The art of gilding was known to the ancients. According to Herodotus, the Egyptians were accustomed to gild wood and metals; and gilding by means of gold plates is frequently mentioned in the Old Testament. Pliny the Elder informs us that the first gilding seen at Rome was after the destruction of Carthage, under the censorship of Lucius Mummius, when the Romans began to gild the ceilings of their temples and palaces, the Capitol being the first place on which this process was used. But he adds that luxury advanced on them so rapidly that in a little time you might see all, even private and poor persons, gild the walls, vaults, and other parts of their dwellings. Owing to the comparative thickness of the gold leaf used in ancient gilding, the traces of it which yet remain are remarkably brilliant and solid.

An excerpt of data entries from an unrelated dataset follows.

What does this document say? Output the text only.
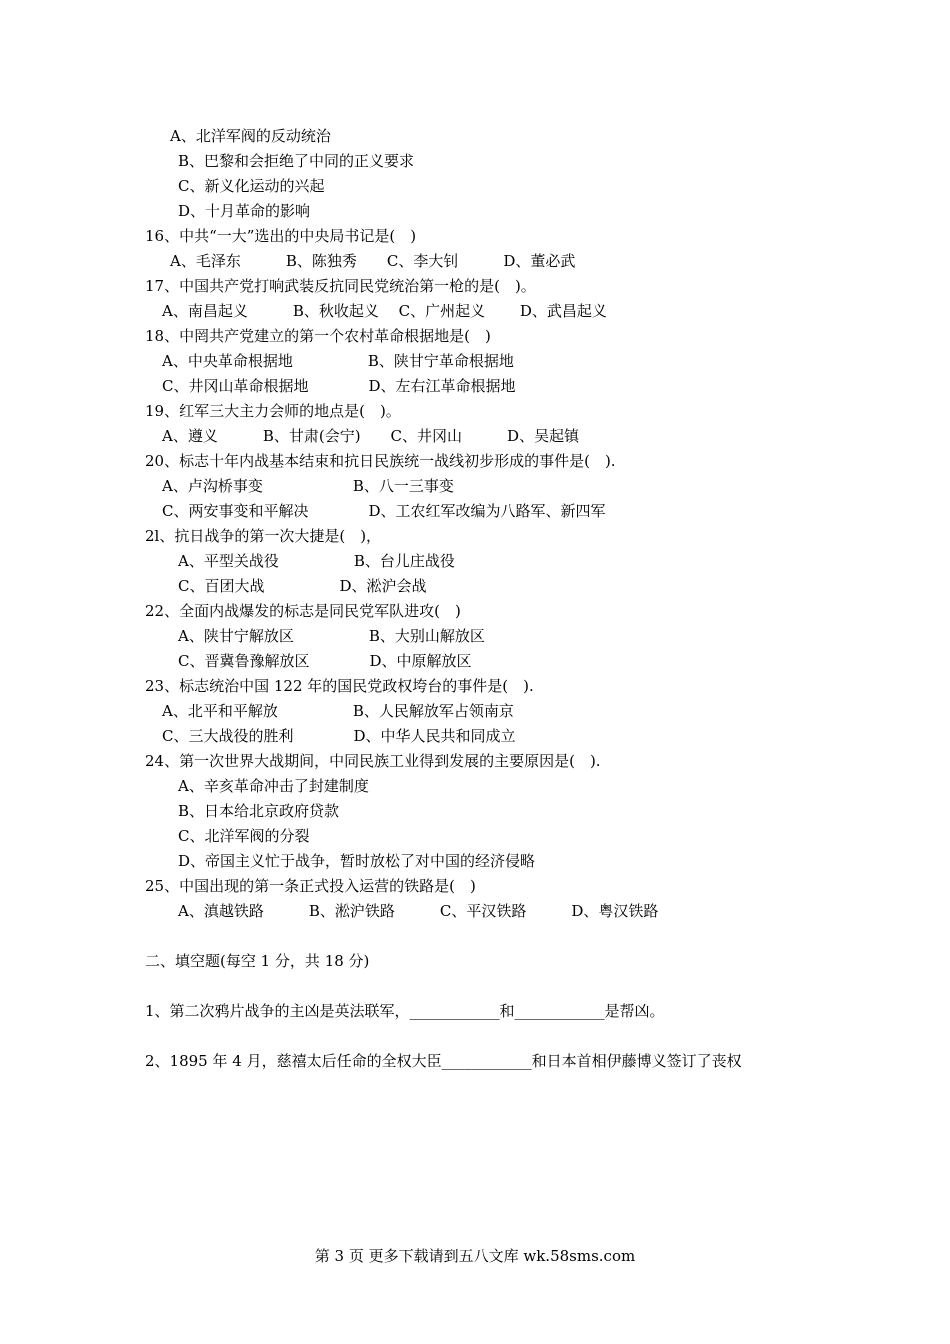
A、北洋军阀的反动统治
B、巴黎和会拒绝了中同的正义要求
C、新义化运动的兴起
D、十月革命的影响
16、中共“一大”选出的中央局书记是(　)
A、毛泽东　　　B、陈独秀　　C、李大钊　　　D、董必武
17、中国共产党打响武装反抗同民党统治第一枪的是(　)。
A、南昌起义　　　B、秋收起义　 C、广州起义　　 D、武昌起义
18、中罔共产党建立的第一个农村革命根据地是(　)
A、中央革命根据地　　　　　B、陕甘宁革命根据地
C、井冈山革命根据地　　　　D、左右江革命根据地
19、红军三大主力会师的地点是(　)。
A、遵义　　　B、甘肃(会宁)　　C、井冈山　　　D、吴起镇
20、标志十年内战基本结束和抗日民族统一战线初步形成的事件是(　).
A、卢沟桥事变　　　　　　B、八一三事变
C、两安事变和平解决　　　　D、工农红军改编为八路军、新四军
2l、抗日战争的第一次大捷是(　)，
A、平型关战役　　　　　B、台儿庄战役
C、百团大战　　　　　D、淞沪会战
22、全面内战爆发的标志是同民党军队进攻(　)
A、陕甘宁解放区　　　　　B、大别山解放区
C、晋冀鲁豫解放区　　　　D、中原解放区
23、标志统治中国 122 年的国民党政权垮台的事件是(　).
A、北平和平解放　　　　　B、人民解放军占领南京
C、三大战役的胜利　　　　D、中华人民共和同成立
24、第一次世界大战期间，中同民族工业得到发展的主要原因是(　).
A、辛亥革命冲击了封建制度
B、日本给北京政府贷款
C、北洋军阀的分裂
D、帝国主义忙于战争，暂时放松了对中国的经济侵略
25、中国出现的第一条正式投入运营的铁路是(　)
A、滇越铁路　　　B、淞沪铁路　　　C、平汉铁路　　　D、粤汉铁路
二、填空题(每空 1 分，共 18 分)
1、第二次鸦片战争的主凶是英法联军，____________和____________是帮凶。
2、1895 年 4 月，慈禧太后任命的全权大臣____________和日本首相伊藤博义签订了丧权
第 3 页 更多下载请到五八文库 wk.58sms.com
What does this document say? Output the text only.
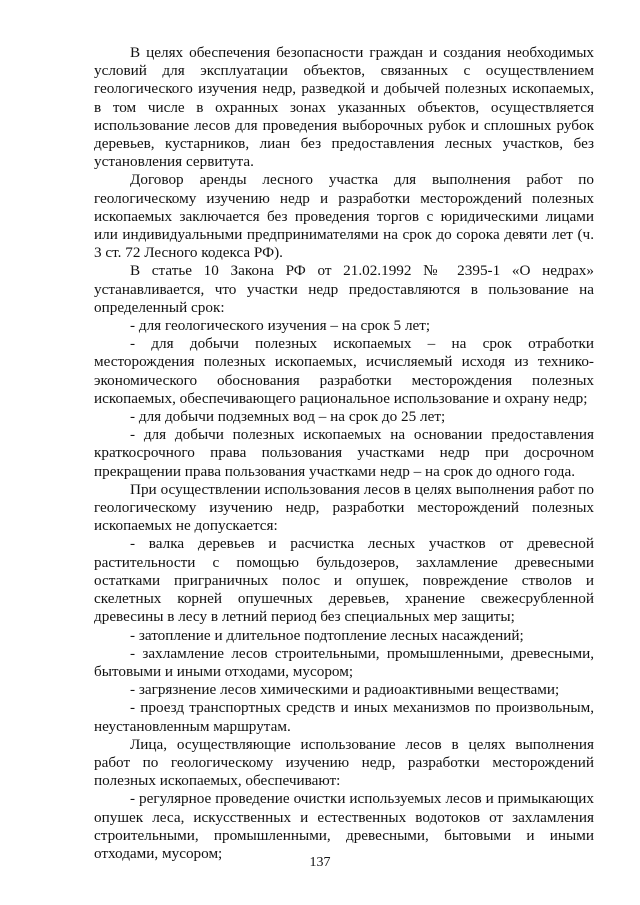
В целях обеспечения безопасности граждан и создания необходимых условий для эксплуатации объектов, связанных с осуществлением геологического изучения недр, разведкой и добычей полезных ископаемых, в том числе в охранных зонах указанных объектов, осуществляется использование лесов для проведения выборочных рубок и сплошных рубок деревьев, кустарников, лиан без предоставления лесных участков, без установления сервитута.

Договор аренды лесного участка для выполнения работ по геологическому изучению недр и разработки месторождений полезных ископаемых заключается без проведения торгов с юридическими лицами или индивидуальными предпринимателями на срок до сорока девяти лет (ч. 3 ст. 72 Лесного кодекса РФ).

В статье 10 Закона РФ от 21.02.1992 № 2395-1 «О недрах» устанавливается, что участки недр предоставляются в пользование на определенный срок:

- для геологического изучения – на срок 5 лет;

- для добычи полезных ископаемых – на срок отработки месторождения полезных ископаемых, исчисляемый исходя из технико-экономического обоснования разработки месторождения полезных ископаемых, обеспечивающего рациональное использование и охрану недр;

- для добычи подземных вод – на срок до 25 лет;

- для добычи полезных ископаемых на основании предоставления краткосрочного права пользования участками недр при досрочном прекращении права пользования участками недр – на срок до одного года.

При осуществлении использования лесов в целях выполнения работ по геологическому изучению недр, разработки месторождений полезных ископаемых не допускается:

- валка деревьев и расчистка лесных участков от древесной растительности с помощью бульдозеров, захламление древесными остатками приграничных полос и опушек, повреждение стволов и скелетных корней опушечных деревьев, хранение свежесрубленной древесины в лесу в летний период без специальных мер защиты;

- затопление и длительное подтопление лесных насаждений;

- захламление лесов строительными, промышленными, древесными, бытовыми и иными отходами, мусором;

- загрязнение лесов химическими и радиоактивными веществами;

- проезд транспортных средств и иных механизмов по произвольным, неустановленным маршрутам.

Лица, осуществляющие использование лесов в целях выполнения работ по геологическому изучению недр, разработки месторождений полезных ископаемых, обеспечивают:

- регулярное проведение очистки используемых лесов и примыкающих опушек леса, искусственных и естественных водотоков от захламления строительными, промышленными, древесными, бытовыми и иными отходами, мусором;

137
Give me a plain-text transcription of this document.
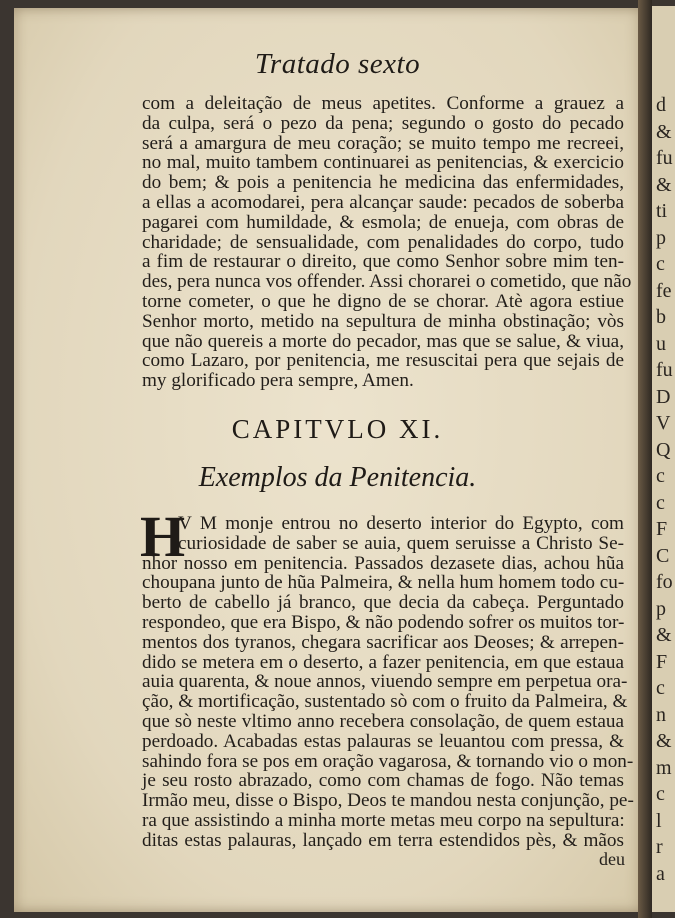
d
&
fu
&
ti
p
c
fe
b
u
fu
D
V
Q
c
c
F
C
fo
p
&
F
c
n
&
m
c
l
r
a
Tratado sexto
com a deleitação de meus apetites. Conforme a grauez a
da culpa, será o pezo da pena; segundo o gosto do pecado
será a amargura de meu coração; se muito tempo me recreei,
no mal, muito tambem continuarei as penitencias, & exercicio
do bem; & pois a penitencia he medicina das enfermidades,
a ellas a acomodarei, pera alcançar saude: pecados de soberba
pagarei com humildade, & esmola; de enueja, com obras de
charidade; de sensualidade, com penalidades do corpo, tudo
a fim de restaurar o direito, que como Senhor sobre mim ten-
des, pera nunca vos offender. Assi chorarei o cometido, que não
torne cometer, o que he digno de se chorar. Atè agora estiue
Senhor morto, metido na sepultura de minha obstinação; vòs
que não quereis a morte do pecador, mas que se salue, & viua,
como Lazaro, por penitencia, me resuscitai pera que sejais de
my glorificado pera sempre, Amen.
CAPITVLO XI.
Exemplos da Penitencia.
H
V M monje entrou no deserto interior do Egypto, com
curiosidade de saber se auia, quem seruisse a Christo Se-
nhor nosso em penitencia. Passados dezasete dias, achou hũa
choupana junto de hũa Palmeira, & nella hum homem todo cu-
berto de cabello já branco, que decia da cabeça. Perguntado
respondeo, que era Bispo, & não podendo sofrer os muitos tor-
mentos dos tyranos, chegara sacrificar aos Deoses; & arrepen-
dido se metera em o deserto, a fazer penitencia, em que estaua
auia quarenta, & noue annos, viuendo sempre em perpetua ora-
ção, & mortificação, sustentado sò com o fruito da Palmeira, &
que sò neste vltimo anno recebera consolação, de quem estaua
perdoado. Acabadas estas palauras se leuantou com pressa, &
sahindo fora se pos em oração vagarosa, & tornando vio o mon-
je seu rosto abrazado, como com chamas de fogo. Não temas
Irmão meu, disse o Bispo, Deos te mandou nesta conjunção, pe-
ra que assistindo a minha morte metas meu corpo na sepultura:
ditas estas palauras, lançado em terra estendidos pès, & mãos
deu
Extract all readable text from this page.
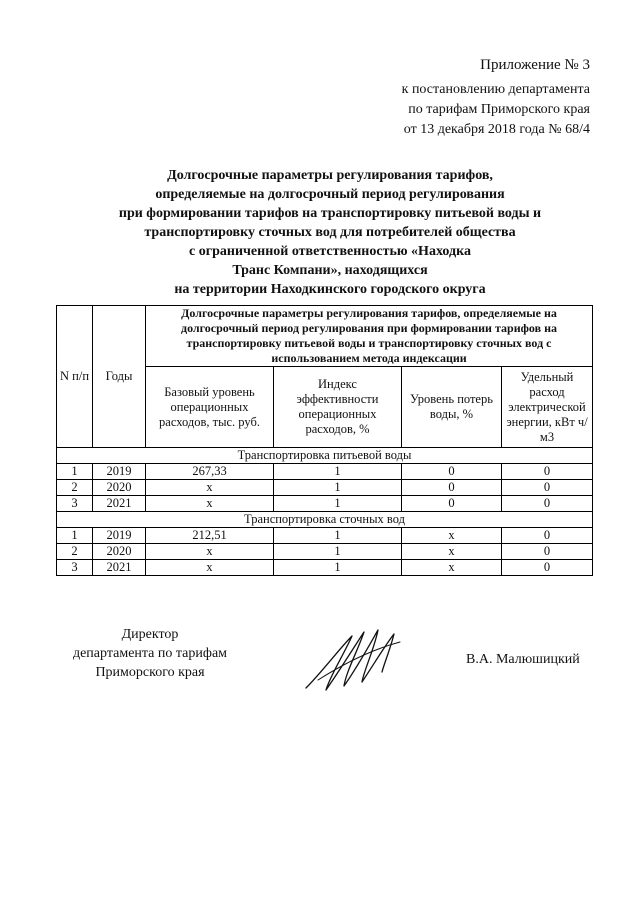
Приложение № 3
к постановлению департамента
по тарифам Приморского края
от 13 декабря 2018 года № 68/4
Долгосрочные параметры регулирования тарифов,
определяемые на долгосрочный период регулирования
при формировании тарифов на транспортировку питьевой воды и
транспортировку сточных вод для потребителей общества
с ограниченной ответственностью «Находка
Транс Компани», находящихся
на территории Находкинского городского округа
N п/п	Годы	Долгосрочные параметры регулирования тарифов, определяемые на долгосрочный период регулирования при формировании тарифов на транспортировку питьевой воды и транспортировку сточных вод с использованием метода индексации			
		Базовый уровень операционных расходов, тыс. руб.	Индекс эффективности операционных расходов, %	Уровень потерь воды, %	Удельный расход электрической энергии, кВт ч/м3
Транспортировка питьевой воды					
1	2019	267,33	1	0	0
2	2020	х	1	0	0
3	2021	х	1	0	0
Транспортировка сточных вод					
1	2019	212,51	1	х	0
2	2020	х	1	х	0
3	2021	х	1	х	0
Директор
департамента по тарифам
Приморского края
В.А. Малюшицкий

For the gilding of copper, employed in the decoration of temple domes and other large works, the following is an outline of the processes employed. The metal surface is thoroughly scraped, cleaned and polished, and next heated in a fire sufficiently to remove any traces of grease or other impurity which may remain from the operation of polishing. It is then dipped in an acid solution prepared from dried, unripe apricots, and rubbed with pumice or brick powder. Next the surface is rubbed over with mercury, which forms a superficial amalgam with the copper, after which it is left some hours in clean water, again washed with the acid solution, and dried. It is now ready for receiving the gold, which is laid on in leaf, and, on adhering, assumes a grey appearance from combining with the mercury, but on the application of heat the latter metal volatilizes, leaving the gold a dull greyish hue. The colour is brought up by means of rubbing with agate burnishers. The weight of mercury used in this process is double that of the gold laid on.

For the gilding of iron or steel, the surface is first scratched over with chequered lines, then washed in a hot solution of green apricots, dried and heated just short of red-heat. The gold-leaf is then laid on, and rubbed in with agate burnishers, when it adheres by catching into the prepared scratched surface.